MCPFang is open source and welcomes contributions. Whether it's a bug fix, new playbook, documentation improvement, or feature request — all help is appreciated.

Reporting Bugs

  1. Check existing issues to avoid duplicates
  2. Open a new issue with:
    • MCPFang version (mcpfang --version)
    • Python version (python --version)
    • OS and shell environment
    • MCP server and transport type you were scanning
    • Full error output or unexpected behavior description
    • Steps to reproduce

Feature Requests

Open an issue with the enhancement label. Include:

  • What problem the feature solves
  • Proposed solution or API (CLI flags, config options, etc.)
  • Alternatives you've considered

Writing Playbooks

Custom attack playbooks are the easiest way to contribute.
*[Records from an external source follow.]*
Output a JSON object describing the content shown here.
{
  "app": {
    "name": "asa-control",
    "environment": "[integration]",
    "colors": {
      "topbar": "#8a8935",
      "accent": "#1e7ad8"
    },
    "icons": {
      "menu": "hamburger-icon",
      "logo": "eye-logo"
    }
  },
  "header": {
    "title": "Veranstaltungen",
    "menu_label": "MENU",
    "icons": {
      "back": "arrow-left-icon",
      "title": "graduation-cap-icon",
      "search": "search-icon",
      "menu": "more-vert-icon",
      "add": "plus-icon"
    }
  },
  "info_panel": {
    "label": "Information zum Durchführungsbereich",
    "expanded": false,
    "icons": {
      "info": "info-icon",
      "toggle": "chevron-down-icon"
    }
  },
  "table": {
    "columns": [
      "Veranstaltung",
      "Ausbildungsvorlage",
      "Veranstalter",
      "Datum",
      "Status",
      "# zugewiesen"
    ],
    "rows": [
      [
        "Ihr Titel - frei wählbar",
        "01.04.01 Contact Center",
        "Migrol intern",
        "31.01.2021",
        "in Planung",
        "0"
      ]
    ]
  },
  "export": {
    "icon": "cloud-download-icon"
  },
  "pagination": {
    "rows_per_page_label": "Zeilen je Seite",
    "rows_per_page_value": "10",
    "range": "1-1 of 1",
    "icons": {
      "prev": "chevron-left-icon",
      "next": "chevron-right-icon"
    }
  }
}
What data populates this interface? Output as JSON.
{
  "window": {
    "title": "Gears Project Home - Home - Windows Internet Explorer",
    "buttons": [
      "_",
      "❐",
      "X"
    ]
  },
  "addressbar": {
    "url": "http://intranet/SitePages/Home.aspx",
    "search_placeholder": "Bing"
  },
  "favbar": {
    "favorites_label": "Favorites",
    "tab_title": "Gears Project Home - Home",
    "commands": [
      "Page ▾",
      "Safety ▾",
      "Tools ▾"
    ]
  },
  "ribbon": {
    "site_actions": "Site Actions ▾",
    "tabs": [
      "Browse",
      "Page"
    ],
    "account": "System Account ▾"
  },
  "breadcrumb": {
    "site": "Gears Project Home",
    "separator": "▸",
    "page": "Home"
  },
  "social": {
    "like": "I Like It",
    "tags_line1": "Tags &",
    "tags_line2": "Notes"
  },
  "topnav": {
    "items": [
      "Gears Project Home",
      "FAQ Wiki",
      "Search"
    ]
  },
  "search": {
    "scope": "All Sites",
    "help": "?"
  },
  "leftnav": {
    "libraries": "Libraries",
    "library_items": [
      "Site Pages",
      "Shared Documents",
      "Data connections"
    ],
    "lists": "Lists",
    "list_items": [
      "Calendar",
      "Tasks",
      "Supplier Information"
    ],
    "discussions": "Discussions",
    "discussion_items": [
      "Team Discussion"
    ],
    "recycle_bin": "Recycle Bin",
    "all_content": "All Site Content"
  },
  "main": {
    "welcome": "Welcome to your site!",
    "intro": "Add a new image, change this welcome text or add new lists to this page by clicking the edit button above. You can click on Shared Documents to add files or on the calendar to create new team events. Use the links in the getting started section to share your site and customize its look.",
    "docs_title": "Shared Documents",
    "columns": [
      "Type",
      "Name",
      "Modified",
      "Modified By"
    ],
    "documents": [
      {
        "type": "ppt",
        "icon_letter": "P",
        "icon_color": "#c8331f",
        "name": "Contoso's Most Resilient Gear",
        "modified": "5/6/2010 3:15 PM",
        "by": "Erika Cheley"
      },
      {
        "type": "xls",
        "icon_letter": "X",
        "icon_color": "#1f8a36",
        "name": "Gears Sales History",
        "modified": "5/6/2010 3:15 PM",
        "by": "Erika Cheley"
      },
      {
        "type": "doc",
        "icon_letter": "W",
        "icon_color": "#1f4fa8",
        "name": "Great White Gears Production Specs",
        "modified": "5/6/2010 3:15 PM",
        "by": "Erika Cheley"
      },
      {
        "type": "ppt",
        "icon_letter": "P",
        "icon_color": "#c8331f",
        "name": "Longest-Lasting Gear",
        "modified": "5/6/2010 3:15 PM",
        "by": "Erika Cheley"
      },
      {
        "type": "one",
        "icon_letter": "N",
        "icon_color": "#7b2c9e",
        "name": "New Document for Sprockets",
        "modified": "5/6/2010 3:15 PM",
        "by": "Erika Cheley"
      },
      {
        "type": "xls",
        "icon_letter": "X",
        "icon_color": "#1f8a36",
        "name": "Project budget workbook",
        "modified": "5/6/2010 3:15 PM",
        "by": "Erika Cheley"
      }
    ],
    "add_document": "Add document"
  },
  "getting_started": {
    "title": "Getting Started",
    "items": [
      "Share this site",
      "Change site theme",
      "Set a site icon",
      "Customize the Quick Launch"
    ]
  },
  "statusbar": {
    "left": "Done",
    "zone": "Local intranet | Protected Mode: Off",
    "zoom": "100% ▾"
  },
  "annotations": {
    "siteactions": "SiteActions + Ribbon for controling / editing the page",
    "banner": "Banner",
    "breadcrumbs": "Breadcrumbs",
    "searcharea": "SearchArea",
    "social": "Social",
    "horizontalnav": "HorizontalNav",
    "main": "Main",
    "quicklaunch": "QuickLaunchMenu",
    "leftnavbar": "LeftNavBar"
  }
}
See docs/PLAYBOOK_GUIDE.md for the full guide.

Quick overview:

  1. Create a new file in src/mcpfang/playbooks/
  2. Subclass BasePlaybook and implement get_system_prompt(), get_initial_message(), parse_findings()
  3. Register it in playbooks/registry.py
  4. Add tests in tests/

Community playbooks go in community/playbooks/.

Development Setup

# Clone the repo
git clone https://github.com/mcpfang/mcpfang.git
cd mcpfang

# Install with dev dependencies (using uv)
uv sync --dev

# Or with pip
pip install -e ".[dev]"

# Run linting
ruff check src/
ruff format --check src/

# Run tests
pytest tests/ -v

# Run a scan locally
python -m mcpfang scan "npx -y @modelcontextprotocol/server-everything" -t stdio --dry-run

Pull Request Guidelines

  1. Fork and branch — create a feature branch from master (feature/my-change)
  2. Keep PRs focused — one feature or fix per PR
  3. Add tests — for new playbooks, reporters, or core logic changes
  4. Run lint and tests before submitting:
    ruff check src/ && ruff format --check src/ && pytest tests/ -v
    
  5. Describe your changes — explain what and why in the PR description
  6. Follow existing patterns — match the code style and structure of surrounding code

Code Style

  • Python 3.12+ features (type hints, match/case, StrEnum)
  • async/await for MCP and LLM calls
  • Dataclasses or Pydantic v2 models
  • ruff for formatting and linting
  • Descriptive names, minimal comments (code should be self-explanatory)

Project Structure

src/mcpfang/
├── cli.py              # CLI entrypoint (Typer)
├── config.py           # Config parser
├── discovery/          # MCP connection, tool enumeration, fuzzing
├── analysis/           # Static analysis, domain classification
├── agents/             # Adversarial agent engine
├── providers/          # LLM provider abstraction
├── playbooks/          # Attack playbooks (easiest to contribute)
├── sandbox/            # Docker isolation
├── reporting/          # JSON, SARIF, console output
└── utils/              # Credentials, helpers

License

AGPL-3.0 — free for everyone, forever. If you modify and deploy MCPFang as a service, share your changes.